Granelli sottolinea: "Riconosciamo al Governo l'impegno per riformare il contesto in cui si muovono le imprese, ad esempio sui fronti del fisco e della burocrazia, per cercare un equilibrio, anche con la manovra economica, tra le scelte di rigore e le regole di bilancio europee e le opzioni per la crescita, per dare attuazione al Pnrr". Ma, avverte, "c'è ancora molto da fare".
Fisco più equo per crescere
Chiediamo, dice il presidente di Confartigianato, "un fisco equo e sostenibile, perché oggi paghiamo 28,8 miliardi di maggiori tasse rispetto alla media europea".
"Basta con la burocrazia, che ci costa 16,8 miliardi di mancata crescita". Ed "il denaro ci costa troppo: in un anno, a causa della stretta monetaria e del caro-tassi, abbiamo dovuto sborsare 7 miliardi e mezzo.
Per finanziare i nostri progetti di sviluppo serve una banca pubblica dedicata alle micro e piccole imprese e il Fondo Centrale di garanzia deve sostenere chi merita credito".
Le risorse del Pnrr "vanno usate anche per sostenere i nostri investimenti in tecnologia e innovazione, rinforzando il programma Transizione 4.0 e la Nuova Sabatini".

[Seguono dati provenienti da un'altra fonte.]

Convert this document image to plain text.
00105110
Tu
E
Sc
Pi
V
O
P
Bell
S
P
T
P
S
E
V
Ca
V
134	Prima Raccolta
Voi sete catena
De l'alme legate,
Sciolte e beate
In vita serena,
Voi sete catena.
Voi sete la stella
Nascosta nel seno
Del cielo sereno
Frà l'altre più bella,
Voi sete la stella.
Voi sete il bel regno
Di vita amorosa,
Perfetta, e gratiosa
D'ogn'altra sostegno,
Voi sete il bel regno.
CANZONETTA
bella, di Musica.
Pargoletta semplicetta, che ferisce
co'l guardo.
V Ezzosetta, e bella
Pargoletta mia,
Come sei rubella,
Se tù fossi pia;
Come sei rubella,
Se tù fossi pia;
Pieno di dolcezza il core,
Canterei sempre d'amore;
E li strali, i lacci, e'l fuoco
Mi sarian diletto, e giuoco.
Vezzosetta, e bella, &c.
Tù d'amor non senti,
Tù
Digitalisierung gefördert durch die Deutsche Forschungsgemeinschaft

E servono, chiede ancora il leader di Confartigianato, "nuove politiche formative e incentivi all'apprendistato perché le nostre imprese possono creare lavoro ma mancano i lavoratori. La carenza di manodopera ci sottrae 10,2 miliardi di valore aggiunto".
E c'è il caro-energia: "Paghiamo il 35 percento in più della media europea. Le bollette delle piccole imprese non sono un bancomat ad uso e consumo della transizione energetica delle imprese energivore".
Tra richieste e proposte anche quella di "aggiornare la legge quadro per l'artigianato", dopo quarant'anni, e quella di "istituire una banca per le micro e piccole imprese, una 'nuova Artigiancassa' che intervenga in uno dei problemi più forti per l'impresa, l'accesso al credito".